The hearing loss is usually moderate to variable and in the higher
frequencies the hearing loss may not be as profound.
There are a number of syndromes associated with congenital
sensorineural hearing loss such as Crouzon’s disease (craniofacial
dysostosis), Apert’s disease, Hurler’s syndrome, Klippel-Feil,
Wildervanck, and Waardenburg syndromes [1].
Many books use the term Mondini’s deformity to describe
virtually any malformation of the osseous labyrinth short of complete aplasia.
Mondini himself however, never intended this to be case. He described
a case of a congenital deafness in which the cochlea was shortened
to 1 1/2 turns. The true Mondini deformity occurs
secondary to an arrest at the seventh week; only the basilar turn of
the cochlea has undergone
complete development [2]. Typically the interscalar septum or osseous
spiral lamina is incomplete, resulting in a confluency of the apical
and middle cochlea turns (incomplete partition) [2]. The vestibule
and semicircular canal may or may not be normal.

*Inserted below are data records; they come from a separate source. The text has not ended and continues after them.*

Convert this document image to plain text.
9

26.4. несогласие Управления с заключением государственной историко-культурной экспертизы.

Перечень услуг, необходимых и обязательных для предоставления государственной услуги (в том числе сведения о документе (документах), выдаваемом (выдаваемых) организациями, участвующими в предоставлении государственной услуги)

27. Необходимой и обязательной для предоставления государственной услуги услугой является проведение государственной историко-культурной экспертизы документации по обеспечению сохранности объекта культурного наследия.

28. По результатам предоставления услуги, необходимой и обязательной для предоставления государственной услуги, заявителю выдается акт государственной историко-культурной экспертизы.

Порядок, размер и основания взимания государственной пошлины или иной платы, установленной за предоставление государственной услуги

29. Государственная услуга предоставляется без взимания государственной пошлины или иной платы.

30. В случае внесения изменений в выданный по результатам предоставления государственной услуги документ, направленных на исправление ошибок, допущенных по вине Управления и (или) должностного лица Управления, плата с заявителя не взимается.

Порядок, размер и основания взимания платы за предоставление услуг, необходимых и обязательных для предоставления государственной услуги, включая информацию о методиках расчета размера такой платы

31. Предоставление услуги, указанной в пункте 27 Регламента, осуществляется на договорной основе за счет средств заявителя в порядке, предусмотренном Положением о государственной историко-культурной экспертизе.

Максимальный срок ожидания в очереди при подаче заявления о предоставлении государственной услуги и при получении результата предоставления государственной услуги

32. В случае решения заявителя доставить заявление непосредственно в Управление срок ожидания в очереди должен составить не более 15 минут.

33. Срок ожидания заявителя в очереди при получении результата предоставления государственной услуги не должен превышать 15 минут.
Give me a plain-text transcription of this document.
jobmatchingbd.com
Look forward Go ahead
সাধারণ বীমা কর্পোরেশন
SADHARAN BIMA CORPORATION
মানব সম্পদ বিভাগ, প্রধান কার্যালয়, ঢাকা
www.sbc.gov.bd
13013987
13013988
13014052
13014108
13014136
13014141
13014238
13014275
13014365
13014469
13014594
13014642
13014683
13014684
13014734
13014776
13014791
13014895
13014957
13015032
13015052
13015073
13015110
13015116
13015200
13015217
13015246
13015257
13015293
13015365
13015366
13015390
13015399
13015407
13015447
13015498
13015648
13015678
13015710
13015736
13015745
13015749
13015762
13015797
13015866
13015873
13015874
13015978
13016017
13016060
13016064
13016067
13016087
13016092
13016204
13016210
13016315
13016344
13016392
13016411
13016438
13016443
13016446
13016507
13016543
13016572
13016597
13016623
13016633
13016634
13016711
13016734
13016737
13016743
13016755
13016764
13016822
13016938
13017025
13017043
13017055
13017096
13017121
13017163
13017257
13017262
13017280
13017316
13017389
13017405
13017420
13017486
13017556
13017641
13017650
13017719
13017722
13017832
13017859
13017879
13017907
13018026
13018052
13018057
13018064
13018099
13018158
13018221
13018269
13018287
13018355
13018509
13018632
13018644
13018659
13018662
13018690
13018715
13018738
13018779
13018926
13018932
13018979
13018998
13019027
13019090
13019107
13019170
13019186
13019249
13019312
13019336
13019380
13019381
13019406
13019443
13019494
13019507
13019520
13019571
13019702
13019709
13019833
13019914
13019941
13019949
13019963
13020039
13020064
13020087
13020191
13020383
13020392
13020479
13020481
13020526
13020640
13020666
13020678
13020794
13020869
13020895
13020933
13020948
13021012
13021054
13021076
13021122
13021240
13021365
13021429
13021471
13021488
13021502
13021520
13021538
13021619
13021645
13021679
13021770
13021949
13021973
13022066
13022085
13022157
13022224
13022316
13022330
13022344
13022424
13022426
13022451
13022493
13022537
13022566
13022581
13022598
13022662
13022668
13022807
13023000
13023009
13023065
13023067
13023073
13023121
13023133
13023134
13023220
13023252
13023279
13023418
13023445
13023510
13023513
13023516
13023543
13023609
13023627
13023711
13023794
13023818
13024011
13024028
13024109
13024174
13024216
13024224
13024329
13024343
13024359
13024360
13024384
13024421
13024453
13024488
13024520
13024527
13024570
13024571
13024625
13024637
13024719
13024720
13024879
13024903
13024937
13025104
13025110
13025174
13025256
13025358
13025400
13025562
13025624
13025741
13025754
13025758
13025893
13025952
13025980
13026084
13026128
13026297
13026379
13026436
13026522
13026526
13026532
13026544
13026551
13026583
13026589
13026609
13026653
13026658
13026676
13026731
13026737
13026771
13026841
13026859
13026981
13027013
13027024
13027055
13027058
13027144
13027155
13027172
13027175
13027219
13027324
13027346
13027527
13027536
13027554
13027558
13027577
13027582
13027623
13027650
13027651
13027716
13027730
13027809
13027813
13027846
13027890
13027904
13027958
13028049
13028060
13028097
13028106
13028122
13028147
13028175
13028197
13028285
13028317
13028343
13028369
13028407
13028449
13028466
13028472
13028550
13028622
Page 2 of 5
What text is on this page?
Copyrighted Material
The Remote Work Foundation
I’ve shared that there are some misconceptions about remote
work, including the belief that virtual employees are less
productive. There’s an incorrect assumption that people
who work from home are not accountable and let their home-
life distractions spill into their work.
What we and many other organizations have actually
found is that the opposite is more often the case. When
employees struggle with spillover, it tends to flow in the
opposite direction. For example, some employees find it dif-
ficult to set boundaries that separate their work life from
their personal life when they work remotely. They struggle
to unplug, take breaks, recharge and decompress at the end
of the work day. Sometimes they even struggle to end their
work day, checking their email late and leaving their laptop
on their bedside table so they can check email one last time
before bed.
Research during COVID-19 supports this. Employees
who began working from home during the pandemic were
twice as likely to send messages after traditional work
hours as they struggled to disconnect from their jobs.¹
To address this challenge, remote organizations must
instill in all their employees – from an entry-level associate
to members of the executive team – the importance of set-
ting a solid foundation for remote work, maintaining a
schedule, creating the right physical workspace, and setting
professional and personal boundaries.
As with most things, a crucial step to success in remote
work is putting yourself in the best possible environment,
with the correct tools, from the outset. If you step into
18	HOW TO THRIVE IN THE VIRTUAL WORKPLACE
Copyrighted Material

It has been emphasized that many patients are not completely
deaf. This is probably secondary to the variable development of the membranous
labyrinth.
The development of the semicircular canal takes place later [3] and
occurs between weeks six and twenty-two. The lateral (horizontal) semicircular
canal is more frequently abnormal. The lateral semicircular canal was
normal in this patient. Occasionally other abnormalities are associated
such as a narrowing of the internal auditory canal [4] which was not
seen in this patient.
Abnormalities of the middle and external ears
may occasionally be associated but it should be emphasized that these
structures
have mutually independent
embryologic origin [5]. Therefore in most situations abnormalities
of the inner ear are not associated with middle or external ear abnormalities.